To be able to diagnose common genetic disorders prenatally, the method has to be extremely sensitive, Lo said. "You are talking about a much smaller degree of difference between mother and baby [with these disorders], sometimes even as little as a single base pair," he said. Detection or exclusion of the paternally inherited mutant allele in maternal plasma as a means of diagnosing these disorders has until now only been possible if the maternal and paternal mutations were different. By examining the polymorphisms linked to a particular mutation instead, the problem is solved, according to Lo. "So we overcome yet another of the perceived limitations of this field. We cracked two things: first the single base limitation, and second the same maternal–paternal mutation," he said.
"It really does indicate that mass spectrometry is a very powerful technique," said Neil Avent, research director at the Centre for Research in Biomedicine, Bristol Genomics Research Institute. Previous attempts to use real-time polymerase chain reaction were abandoned because of the problem of mispriming with an allele-specific primer, said Avent, who wasn't involved in the study.
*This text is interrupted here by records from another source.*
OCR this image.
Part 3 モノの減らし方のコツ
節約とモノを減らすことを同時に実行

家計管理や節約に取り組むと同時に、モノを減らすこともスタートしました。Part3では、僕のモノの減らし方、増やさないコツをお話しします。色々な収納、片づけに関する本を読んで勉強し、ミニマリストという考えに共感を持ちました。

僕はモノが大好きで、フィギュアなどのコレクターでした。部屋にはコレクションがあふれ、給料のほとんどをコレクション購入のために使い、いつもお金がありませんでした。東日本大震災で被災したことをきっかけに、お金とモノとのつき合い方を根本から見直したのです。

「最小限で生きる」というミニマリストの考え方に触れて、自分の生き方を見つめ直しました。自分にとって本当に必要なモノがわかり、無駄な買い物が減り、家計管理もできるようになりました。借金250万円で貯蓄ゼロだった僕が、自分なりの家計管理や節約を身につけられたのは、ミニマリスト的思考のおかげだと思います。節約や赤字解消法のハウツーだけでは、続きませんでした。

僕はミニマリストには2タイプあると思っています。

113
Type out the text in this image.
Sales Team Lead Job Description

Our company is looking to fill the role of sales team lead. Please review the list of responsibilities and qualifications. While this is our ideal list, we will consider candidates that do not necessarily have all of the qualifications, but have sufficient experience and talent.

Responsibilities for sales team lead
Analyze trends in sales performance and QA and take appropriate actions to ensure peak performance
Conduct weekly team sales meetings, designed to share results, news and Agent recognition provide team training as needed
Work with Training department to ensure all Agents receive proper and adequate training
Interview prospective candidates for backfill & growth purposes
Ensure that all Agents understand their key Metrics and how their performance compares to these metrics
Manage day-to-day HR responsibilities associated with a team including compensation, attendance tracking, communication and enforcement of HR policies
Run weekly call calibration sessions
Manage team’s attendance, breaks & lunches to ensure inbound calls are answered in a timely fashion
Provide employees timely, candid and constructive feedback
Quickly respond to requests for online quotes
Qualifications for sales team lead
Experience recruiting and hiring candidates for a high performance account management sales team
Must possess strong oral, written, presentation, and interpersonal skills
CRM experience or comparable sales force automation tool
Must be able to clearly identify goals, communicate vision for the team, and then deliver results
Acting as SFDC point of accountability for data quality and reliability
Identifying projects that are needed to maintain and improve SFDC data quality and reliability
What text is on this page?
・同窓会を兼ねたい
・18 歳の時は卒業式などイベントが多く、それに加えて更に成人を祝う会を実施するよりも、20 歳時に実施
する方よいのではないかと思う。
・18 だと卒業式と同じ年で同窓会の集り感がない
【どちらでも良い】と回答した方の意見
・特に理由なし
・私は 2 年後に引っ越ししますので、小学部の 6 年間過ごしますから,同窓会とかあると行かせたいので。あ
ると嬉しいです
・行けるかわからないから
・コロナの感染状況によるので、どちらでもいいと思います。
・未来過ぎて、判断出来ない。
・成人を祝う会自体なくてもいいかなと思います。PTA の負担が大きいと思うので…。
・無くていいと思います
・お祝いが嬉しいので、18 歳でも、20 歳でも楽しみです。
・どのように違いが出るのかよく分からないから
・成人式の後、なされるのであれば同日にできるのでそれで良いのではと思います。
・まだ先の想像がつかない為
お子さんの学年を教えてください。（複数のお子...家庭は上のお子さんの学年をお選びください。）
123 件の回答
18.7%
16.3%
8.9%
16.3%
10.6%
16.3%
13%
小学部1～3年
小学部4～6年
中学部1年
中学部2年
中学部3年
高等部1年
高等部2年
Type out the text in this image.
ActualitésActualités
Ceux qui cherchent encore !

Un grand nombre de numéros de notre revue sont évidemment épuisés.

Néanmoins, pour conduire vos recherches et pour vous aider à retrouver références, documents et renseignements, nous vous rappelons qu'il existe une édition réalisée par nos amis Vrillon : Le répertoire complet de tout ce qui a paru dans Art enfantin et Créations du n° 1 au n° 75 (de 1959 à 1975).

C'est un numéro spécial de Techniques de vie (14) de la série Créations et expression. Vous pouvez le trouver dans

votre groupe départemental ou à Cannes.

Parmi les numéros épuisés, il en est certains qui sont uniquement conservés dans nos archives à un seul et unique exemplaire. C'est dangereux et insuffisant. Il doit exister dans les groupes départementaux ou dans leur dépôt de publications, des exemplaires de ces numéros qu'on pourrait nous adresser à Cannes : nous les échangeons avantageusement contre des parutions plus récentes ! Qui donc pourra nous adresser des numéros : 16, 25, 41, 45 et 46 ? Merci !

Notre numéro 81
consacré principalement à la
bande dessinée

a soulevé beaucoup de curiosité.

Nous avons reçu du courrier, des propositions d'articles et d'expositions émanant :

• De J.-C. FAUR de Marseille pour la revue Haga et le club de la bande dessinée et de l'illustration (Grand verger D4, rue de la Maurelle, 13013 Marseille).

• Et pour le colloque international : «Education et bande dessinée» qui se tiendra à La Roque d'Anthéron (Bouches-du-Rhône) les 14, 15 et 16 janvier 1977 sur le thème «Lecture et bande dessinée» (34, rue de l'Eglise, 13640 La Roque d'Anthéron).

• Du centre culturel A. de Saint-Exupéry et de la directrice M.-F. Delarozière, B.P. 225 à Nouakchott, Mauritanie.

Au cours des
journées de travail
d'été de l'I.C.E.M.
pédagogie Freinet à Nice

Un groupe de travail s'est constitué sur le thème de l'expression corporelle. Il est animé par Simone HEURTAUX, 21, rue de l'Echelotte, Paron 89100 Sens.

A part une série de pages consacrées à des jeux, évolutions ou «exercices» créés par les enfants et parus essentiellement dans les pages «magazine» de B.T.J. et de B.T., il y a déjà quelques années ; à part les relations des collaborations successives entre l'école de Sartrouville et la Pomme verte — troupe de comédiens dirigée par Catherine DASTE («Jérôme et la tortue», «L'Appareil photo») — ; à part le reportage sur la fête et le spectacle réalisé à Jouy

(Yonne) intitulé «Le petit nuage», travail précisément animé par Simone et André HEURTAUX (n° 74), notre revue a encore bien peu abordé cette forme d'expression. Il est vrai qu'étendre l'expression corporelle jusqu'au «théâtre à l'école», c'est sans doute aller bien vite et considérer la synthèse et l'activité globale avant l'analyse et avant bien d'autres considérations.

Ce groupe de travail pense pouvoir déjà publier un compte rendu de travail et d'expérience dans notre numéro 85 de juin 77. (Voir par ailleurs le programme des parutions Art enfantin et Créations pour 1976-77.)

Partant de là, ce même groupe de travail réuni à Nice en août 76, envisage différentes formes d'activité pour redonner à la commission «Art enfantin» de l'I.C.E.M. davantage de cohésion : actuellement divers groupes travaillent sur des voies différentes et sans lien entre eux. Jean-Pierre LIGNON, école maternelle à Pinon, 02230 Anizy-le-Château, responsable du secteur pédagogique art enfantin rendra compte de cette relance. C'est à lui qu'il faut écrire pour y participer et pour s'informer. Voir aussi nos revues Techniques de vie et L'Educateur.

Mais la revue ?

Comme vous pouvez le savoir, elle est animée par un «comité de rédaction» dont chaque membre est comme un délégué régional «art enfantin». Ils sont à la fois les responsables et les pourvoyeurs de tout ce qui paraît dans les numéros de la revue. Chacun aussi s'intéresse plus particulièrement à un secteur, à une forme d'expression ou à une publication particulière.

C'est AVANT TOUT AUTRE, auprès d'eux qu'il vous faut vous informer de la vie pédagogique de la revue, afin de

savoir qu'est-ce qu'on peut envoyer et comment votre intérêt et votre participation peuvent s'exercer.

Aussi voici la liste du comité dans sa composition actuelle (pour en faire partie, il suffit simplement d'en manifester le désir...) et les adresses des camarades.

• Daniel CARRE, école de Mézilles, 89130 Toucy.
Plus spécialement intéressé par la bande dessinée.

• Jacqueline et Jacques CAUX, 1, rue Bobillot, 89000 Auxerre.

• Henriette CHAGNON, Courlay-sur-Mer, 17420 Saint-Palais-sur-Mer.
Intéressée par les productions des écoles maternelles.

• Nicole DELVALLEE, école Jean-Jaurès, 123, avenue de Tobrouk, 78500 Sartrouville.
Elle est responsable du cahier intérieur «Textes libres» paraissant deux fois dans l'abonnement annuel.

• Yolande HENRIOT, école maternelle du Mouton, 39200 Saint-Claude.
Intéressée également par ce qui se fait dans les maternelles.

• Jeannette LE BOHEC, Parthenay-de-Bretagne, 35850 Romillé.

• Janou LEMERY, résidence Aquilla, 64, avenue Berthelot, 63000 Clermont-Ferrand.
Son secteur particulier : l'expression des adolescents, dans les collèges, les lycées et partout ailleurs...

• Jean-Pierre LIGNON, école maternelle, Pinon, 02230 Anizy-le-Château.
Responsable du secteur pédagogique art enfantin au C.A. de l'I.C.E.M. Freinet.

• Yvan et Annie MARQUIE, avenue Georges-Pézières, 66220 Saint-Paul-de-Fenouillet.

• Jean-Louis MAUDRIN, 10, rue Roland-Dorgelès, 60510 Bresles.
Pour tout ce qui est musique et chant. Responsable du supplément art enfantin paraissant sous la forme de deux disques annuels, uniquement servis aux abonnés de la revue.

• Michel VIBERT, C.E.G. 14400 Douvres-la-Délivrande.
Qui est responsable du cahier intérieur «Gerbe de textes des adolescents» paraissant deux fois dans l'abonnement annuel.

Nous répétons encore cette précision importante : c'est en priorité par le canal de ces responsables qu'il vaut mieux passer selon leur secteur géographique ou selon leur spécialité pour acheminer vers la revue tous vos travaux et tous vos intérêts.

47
But Avent said that with mass spectrometry, the result you get is real. "If that allele is there, you get a mass which is precisely what has been amplified," he said. "So we know that were dealing with the right thing—so clearly, to me, it's a very convincing piece of work."
"[The technique] improves sensitivity and specificity—but at a cost," said Diana Bianchi, chief of medical genetics and professor of pediatrics and obstetrics and gynecology at Tufts New England Medical Center. "However, I think the way [the technique] might be useful in widespread clinical use is that it does provide a means of assuring that you do have fetal DNA present in the sample—one of the big concerns that we've had working in this field."
Lo suggested that the technique could also be used for sex selection. But he insisted that use of the technology for prenatal sex selection would be unacceptable to him. "At the moment, we envisage that this technology would only be justified in the case of a serious disease which will threaten the fetal well being—like the thalassemias, like sex-linked disease," Lo told The Scientist.
Still, Philippa Taylor, associate director of the Centre for Bioethics and Public Policy, worried that the technology, like any, could be abused. "Who is actually going to decide which diseases or disability we allow tests to take place for?" she asked. The question, she said, was where the limits would be drawn for which tests, and what society then allows abortion for. "What's driving it all, this question of a totally healthy society? We do need to step back a bit and see what's driving this quest for the perfect prenatal diagnosis," said Taylor, who was not involved in the study.